Your final group mark will be determined using the formula:
SQRT(Completeness * (60% * Correctness + 20% * Clarity + 20% * Documentation))
So, for example if you attempt 80% of the features above, with perfect correctness (100%), slightly sloppy code (70%) and some minor sloppiness in the document (80%), your final mark would be:
SQRT(80% * (60% * 100% + 20% * 70% + 20% * 80%)) = SQRT(80% * (60% + 14% + 16%)
= SQRT(80% * 90%)
On the other hand, if you only attempt 50% of the features above, to the same level of quality (90%) your final mark would be:
SQRT(50% * 90%) = 67.1%
Individual marks will be assigned based on peer assessment and evidence of contribution (e.g. commits in the GitHub repo). Generally, your individual mark will be equal to your group mark unless there is evidence of a substantial disparity in the amount of work performed by each group member.
Grade Correctness (60%) Clarity (20%) Documentation (20%)
Excellent work. Code is free from any apparent errors. Problems are solved in a suitable fashion. Contains no irrelevant code.
Good consistent style. Well structured & commented code. Appropriate division into classes and methods, to make implementation clear.
All sections are complete and accurately represent the code. All diagrams are neat, clear, and well annotated.
Very good work. Code has minor errors which do not significantly affect performance. Contains no irrelevant code.

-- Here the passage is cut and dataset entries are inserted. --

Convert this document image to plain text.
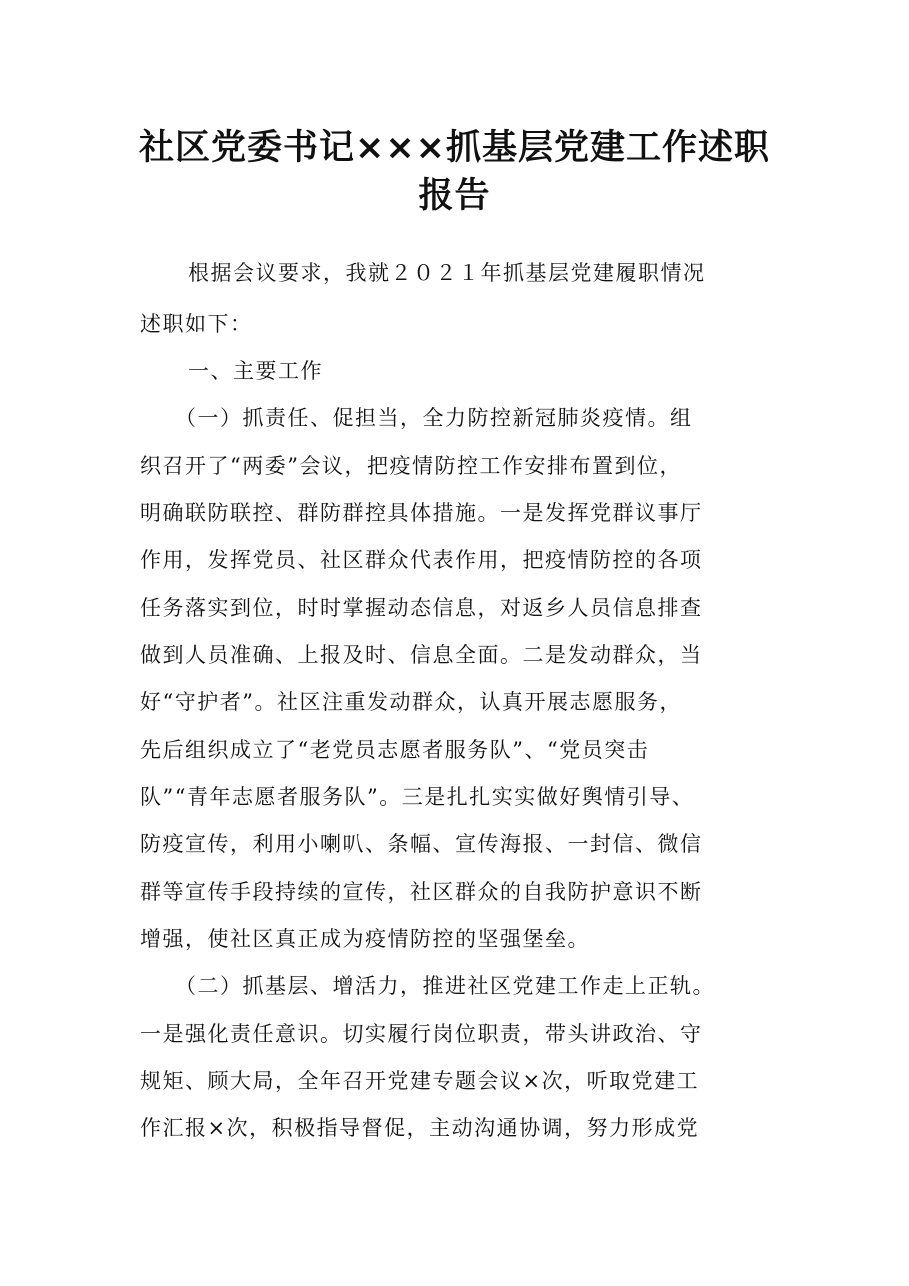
社区党委书记×××抓基层党建工作述职
报告
根据会议要求，我就２０２１年抓基层党建履职情况
述职如下：
一、主要工作
（一）抓责任、促担当，全力防控新冠肺炎疫情。组
织召开了“两委”会议，把疫情防控工作安排布置到位，
明确联防联控、群防群控具体措施。一是发挥党群议事厅
作用，发挥党员、社区群众代表作用，把疫情防控的各项
任务落实到位，时时掌握动态信息，对返乡人员信息排查
做到人员准确、上报及时、信息全面。二是发动群众，当
好“守护者”。社区注重发动群众，认真开展志愿服务，
先后组织成立了“老党员志愿者服务队”、“党员突击
队”“青年志愿者服务队”。三是扎扎实实做好舆情引导、
防疫宣传，利用小喇叭、条幅、宣传海报、一封信、微信
群等宣传手段持续的宣传，社区群众的自我防护意识不断
增强，使社区真正成为疫情防控的坚强堡垒。
（二）抓基层、增活力，推进社区党建工作走上正轨。
一是强化责任意识。切实履行岗位职责，带头讲政治、守
规矩、顾大局，全年召开党建专题会议×次，听取党建工
作汇报×次，积极指导督促，主动沟通协调，努力形成党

Code is readable with no significant code-smell. Code architecture is adequate but could be improved.
All sections attempted with minor sloppiness or missing detail. No discrepancies between documentation and code.
Good work. Code has one or two minor errors that affect performance. Problems may be solved in ways that are convoluted or otherwise show lack of understanding. Contains some copied code that is not relevant to the problem.
Code is readable but has some code-smell that needs to be addressed. Code architecture is adequate but could be improved.
All sections attempted with minor sloppiness or missing detail. Minor discrepancies between documentation and code.
Poor. Code is functional but contains major flaws. Contains large passages of copied code that are not relevant to the problem.
Significant issues with code quality. Inconsistent application of style. Poor readability with code-smell issues. Code architecture could be improved.
All sections attempted with significant sloppiness and missing detail. Minor discrepancies between documentation and code.
Code compiles and runs, but major elements are not functional.
Significant issues with code quality. Inconsistent application of style. Poor readability with code-smell issues. Messy code architecture with significant encapsulation violations.
Some aspects incomplete. Diagrams unclear and badly drawn. Does not make use of graph paper. Coordinate systems not properly annotated. Major discrepancies between documentation and code.